Where is Predictive Analytics used?

Surprising ways predictive analytics is used.

Predictive analytics isn’t new. In fact, there’s a very old story about target loyalty and number crunching that’s now the stuff of textbooks. The possibilities offered by AI models have also improved predictive analytics, with the result that this technology is now widely reported on.

Today we take a look at the surprising ways in which predictive analytics is being used and influencing our everyday lives and the economy.

Fashion trends

We all understand that computers can now predict things. It’s like astrologers from the past but with modern, reliable data. But this is leading to a ‘chicken and egg’ paradox. Is our analysis of, say, fashion trends responding to those trends or creating them? With clothing retailers churning out weekly micro-collections, the latter may be the case. Computers are amazingly good at seeing what’s getting buzz in the public space and generating recommendations for derivatives.

Better shopping experiences

With cameras that can look at your eye line and software that monitors weather patterns, retailers can make better shopping experiences for you. From product selections to layout and personalisation, predictive analysis fuels better commerce.

And it’s not just B2C either. Predictive analytics in B2B sales is transforming wholesale & manufacturing companies, reducing overheads and optimising catalogues. It’s useful in nearly every area related to sales from loyalty to customer service.

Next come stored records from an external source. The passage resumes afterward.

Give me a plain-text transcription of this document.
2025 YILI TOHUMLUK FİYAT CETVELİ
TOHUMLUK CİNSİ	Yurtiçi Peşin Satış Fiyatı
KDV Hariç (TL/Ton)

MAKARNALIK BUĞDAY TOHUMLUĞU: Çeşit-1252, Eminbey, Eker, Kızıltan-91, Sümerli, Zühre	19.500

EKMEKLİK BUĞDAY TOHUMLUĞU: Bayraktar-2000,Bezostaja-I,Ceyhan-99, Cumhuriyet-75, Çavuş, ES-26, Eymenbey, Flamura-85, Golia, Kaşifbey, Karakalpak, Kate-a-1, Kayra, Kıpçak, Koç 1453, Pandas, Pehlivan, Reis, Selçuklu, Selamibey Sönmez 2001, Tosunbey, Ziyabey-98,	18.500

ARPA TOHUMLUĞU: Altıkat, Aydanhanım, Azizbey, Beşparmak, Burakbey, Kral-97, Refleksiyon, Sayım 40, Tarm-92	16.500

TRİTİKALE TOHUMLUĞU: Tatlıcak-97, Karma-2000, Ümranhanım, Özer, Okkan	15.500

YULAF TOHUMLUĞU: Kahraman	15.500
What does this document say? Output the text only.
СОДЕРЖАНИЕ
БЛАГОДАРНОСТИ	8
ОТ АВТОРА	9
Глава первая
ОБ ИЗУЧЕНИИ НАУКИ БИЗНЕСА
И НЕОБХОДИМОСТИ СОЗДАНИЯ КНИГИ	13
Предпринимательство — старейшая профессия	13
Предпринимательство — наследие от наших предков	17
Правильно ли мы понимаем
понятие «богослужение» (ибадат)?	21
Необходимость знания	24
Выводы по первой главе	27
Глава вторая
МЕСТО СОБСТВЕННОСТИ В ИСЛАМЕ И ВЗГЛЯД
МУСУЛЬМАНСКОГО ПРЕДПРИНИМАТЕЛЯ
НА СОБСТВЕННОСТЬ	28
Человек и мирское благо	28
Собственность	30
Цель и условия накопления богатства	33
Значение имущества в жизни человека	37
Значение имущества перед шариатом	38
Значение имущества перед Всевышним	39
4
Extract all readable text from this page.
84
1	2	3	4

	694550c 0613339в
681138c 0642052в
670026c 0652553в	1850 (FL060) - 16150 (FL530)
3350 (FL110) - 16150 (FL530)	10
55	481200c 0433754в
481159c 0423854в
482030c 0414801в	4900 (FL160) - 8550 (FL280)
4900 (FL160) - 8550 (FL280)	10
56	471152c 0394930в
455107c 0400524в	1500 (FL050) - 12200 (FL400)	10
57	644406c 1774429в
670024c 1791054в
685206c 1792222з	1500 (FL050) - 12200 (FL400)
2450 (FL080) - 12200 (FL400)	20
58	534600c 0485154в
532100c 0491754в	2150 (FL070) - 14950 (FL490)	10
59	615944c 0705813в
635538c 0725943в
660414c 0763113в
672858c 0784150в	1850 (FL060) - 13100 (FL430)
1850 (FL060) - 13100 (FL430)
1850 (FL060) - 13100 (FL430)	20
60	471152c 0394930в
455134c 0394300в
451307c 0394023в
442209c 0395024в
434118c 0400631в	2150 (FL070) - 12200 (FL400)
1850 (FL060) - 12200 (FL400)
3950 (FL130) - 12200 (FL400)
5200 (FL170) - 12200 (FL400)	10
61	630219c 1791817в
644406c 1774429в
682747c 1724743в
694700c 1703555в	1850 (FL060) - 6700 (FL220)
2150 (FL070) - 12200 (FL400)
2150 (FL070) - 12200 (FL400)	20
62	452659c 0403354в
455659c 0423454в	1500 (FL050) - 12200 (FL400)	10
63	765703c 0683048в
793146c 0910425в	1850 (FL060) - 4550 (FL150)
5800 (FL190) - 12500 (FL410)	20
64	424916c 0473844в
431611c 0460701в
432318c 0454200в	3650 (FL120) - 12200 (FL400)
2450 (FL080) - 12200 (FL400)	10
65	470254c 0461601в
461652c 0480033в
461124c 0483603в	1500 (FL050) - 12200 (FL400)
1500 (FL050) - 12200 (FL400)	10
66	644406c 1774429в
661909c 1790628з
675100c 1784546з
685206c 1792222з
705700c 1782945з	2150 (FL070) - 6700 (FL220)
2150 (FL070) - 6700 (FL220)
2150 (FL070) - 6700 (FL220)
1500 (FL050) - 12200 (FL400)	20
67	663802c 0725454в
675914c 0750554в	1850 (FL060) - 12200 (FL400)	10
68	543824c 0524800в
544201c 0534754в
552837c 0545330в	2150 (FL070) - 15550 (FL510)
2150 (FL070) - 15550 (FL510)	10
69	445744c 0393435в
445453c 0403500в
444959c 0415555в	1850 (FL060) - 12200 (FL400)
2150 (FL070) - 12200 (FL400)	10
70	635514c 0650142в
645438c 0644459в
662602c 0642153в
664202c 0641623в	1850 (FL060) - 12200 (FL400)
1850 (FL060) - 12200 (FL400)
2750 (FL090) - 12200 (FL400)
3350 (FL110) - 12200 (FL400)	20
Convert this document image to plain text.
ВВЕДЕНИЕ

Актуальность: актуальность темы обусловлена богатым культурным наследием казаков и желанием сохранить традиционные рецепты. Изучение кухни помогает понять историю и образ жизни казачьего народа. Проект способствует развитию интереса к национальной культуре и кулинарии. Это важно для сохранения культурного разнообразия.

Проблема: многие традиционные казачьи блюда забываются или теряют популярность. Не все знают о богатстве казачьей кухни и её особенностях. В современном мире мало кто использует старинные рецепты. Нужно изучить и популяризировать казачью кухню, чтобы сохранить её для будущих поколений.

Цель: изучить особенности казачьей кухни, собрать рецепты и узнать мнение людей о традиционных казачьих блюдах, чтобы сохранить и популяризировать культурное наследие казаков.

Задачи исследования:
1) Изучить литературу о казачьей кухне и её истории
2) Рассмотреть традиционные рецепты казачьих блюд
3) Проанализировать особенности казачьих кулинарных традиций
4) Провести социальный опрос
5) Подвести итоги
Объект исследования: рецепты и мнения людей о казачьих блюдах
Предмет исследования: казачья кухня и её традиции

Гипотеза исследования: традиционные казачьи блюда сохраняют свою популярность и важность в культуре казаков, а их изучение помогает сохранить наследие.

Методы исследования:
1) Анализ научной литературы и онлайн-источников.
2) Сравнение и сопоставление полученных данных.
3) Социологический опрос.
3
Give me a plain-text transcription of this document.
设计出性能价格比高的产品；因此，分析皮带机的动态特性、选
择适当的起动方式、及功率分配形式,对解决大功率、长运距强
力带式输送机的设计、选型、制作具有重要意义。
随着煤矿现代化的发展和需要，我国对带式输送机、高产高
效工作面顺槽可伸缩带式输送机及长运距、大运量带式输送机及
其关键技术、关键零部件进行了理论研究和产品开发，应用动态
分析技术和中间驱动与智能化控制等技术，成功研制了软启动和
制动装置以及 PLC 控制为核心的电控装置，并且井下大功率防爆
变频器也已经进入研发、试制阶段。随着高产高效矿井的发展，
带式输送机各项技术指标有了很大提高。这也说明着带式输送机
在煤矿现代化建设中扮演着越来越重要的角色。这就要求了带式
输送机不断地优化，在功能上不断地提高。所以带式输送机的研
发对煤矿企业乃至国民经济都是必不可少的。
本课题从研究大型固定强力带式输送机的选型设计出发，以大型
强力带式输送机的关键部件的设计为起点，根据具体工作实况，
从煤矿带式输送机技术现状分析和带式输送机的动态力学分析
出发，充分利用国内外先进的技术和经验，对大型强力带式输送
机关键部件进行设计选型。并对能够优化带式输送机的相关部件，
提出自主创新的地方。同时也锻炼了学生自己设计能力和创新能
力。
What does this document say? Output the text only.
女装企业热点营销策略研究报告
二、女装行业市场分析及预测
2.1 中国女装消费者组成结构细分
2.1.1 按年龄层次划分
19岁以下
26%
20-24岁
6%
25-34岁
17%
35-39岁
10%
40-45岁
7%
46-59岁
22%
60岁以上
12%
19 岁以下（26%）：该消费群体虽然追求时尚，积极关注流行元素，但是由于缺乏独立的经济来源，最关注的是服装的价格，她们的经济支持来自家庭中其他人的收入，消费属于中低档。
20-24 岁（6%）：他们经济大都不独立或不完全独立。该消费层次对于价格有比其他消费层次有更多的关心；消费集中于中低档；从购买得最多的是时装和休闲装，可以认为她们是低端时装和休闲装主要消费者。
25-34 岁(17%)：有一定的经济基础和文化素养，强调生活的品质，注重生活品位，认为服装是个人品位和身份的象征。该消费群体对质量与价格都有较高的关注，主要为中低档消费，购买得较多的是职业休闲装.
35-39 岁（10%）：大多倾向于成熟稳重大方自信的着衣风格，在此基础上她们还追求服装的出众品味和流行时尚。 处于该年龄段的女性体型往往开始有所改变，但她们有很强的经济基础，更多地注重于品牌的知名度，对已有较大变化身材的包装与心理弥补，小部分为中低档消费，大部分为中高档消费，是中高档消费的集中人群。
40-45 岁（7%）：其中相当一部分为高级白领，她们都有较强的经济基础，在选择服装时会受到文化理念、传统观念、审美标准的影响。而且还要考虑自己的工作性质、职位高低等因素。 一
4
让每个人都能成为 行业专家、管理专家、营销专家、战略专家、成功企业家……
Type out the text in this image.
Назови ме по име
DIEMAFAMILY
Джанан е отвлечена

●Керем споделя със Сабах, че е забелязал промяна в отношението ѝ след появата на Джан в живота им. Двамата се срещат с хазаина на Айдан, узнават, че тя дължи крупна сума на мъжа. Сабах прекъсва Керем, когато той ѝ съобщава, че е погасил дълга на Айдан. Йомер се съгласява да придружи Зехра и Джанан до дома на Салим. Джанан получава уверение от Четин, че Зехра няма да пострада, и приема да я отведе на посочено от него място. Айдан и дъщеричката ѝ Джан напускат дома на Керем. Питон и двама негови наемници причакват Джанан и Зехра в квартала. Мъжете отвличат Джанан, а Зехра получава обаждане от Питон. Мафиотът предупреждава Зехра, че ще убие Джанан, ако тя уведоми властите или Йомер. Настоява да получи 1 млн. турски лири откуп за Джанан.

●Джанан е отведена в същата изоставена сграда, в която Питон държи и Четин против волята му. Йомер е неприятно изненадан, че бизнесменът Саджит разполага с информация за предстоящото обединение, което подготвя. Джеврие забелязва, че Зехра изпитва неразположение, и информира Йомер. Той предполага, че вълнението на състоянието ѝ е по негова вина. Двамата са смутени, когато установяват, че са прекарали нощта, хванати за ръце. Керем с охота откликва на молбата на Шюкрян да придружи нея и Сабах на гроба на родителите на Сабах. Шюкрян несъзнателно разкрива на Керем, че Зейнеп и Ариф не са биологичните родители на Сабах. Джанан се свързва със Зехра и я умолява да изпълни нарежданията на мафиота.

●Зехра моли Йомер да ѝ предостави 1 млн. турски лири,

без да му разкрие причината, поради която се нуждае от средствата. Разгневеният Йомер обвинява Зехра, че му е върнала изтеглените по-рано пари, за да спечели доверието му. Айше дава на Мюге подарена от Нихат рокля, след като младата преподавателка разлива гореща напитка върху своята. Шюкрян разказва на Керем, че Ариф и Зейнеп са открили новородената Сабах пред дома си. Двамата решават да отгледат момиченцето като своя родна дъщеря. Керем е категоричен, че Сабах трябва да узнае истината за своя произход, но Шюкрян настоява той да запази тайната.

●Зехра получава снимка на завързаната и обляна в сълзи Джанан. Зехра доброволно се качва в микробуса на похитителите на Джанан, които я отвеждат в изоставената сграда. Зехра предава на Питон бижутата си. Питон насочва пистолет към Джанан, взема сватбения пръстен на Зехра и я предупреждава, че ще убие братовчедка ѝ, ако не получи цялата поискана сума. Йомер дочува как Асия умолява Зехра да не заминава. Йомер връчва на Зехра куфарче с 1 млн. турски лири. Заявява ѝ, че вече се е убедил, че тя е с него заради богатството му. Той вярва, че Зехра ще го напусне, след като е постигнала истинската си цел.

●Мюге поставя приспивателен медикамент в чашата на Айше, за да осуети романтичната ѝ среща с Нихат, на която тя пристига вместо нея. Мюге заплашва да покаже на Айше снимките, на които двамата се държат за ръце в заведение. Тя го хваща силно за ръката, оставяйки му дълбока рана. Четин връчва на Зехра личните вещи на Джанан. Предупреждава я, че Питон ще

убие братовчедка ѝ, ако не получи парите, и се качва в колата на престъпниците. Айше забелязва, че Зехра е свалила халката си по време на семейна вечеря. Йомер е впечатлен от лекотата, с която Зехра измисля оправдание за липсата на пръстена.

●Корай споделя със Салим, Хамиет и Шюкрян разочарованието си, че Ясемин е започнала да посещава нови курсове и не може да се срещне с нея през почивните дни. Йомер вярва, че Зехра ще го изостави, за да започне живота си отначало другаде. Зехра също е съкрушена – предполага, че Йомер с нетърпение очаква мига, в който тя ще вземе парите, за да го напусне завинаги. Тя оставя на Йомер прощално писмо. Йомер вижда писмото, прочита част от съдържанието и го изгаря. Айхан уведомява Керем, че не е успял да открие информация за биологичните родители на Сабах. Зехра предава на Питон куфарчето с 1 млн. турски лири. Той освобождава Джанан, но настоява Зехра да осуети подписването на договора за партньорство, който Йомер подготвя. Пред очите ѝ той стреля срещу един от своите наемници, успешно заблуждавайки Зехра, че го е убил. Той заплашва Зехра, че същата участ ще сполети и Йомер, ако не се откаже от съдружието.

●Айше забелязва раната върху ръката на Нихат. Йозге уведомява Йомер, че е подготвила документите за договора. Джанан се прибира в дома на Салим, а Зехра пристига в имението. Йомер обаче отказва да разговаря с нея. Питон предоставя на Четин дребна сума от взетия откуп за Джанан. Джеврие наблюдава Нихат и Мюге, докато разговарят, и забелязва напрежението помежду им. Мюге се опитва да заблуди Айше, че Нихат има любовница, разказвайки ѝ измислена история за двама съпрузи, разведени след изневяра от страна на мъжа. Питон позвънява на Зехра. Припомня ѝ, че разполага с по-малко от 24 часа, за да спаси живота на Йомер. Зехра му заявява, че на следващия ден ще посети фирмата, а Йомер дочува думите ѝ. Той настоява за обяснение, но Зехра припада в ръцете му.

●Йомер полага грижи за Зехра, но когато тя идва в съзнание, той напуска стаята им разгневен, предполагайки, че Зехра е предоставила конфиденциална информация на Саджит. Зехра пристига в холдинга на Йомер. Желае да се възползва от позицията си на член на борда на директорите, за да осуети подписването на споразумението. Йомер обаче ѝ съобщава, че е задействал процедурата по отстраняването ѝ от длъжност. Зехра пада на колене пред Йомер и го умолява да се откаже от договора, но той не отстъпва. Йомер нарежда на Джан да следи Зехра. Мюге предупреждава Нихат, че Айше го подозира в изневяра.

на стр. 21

Determining legal outcomes

Not only can computers analyse court proceedings in real time to give an indication of how the defence is resonating, but they can also support lawyers to make effective arguments. That’s because most law is based on past decisions and that requires a lot of reading of bulky, cumbersome text. These tools can support the digesting and use of these decisions, way faster than a human paralegal could. And recently, an AI even passed the Bar Exam in America, outperforming recent law grads.

Understanding pictures

Self-driving cars use AI and predictive analytics to determine the likely behaviour of a number of variables while on the road. Which way a car might turn or how the road conditions will be impacted by rain, for example. But the applications for AI that understand pictures are far greater than robot taxis. The police are conducting research on predictive policing to see how this technology can help identify high-risk areas, for example.

Energy Management

Brownouts and blackouts halt the whole economy. So, it’s totally understandable that for energy companies, predictive analytics is important. This kind of software is used to forecast energy consumption, optimise power generation and improve efficiency across the whole operation. That makes dreaded service interruptions more unlikely and minimises the sectors’ possible negative impact on our GDP.

Keeping us healthy

While there are some concerns about who is being given access to our healthcare data, one thing is clear, AI and predictive analytics help us prevent illness. By monitoring people in real-time, computers may soon have a better track record than a lot of doctors at finding and diagnosing illness.

Preventing fraud

Predictive analytics is widely used in the finance sector to look for strange transactions that might be fraudulent. They can quickly find patterns and track down bad guys like crypto thieves and credit card cheaters. This can help protect innocent people from financial difficulties in the future and make online shopping even more secure.

Unlocking nature

Nature is still largely a mystery to us. But computers can learn amazing things from the outdoors. Research is being carried out into AI systems with the aim of decoding the language of whales. This could potentially allow us to communicate with non-human creatures in the future.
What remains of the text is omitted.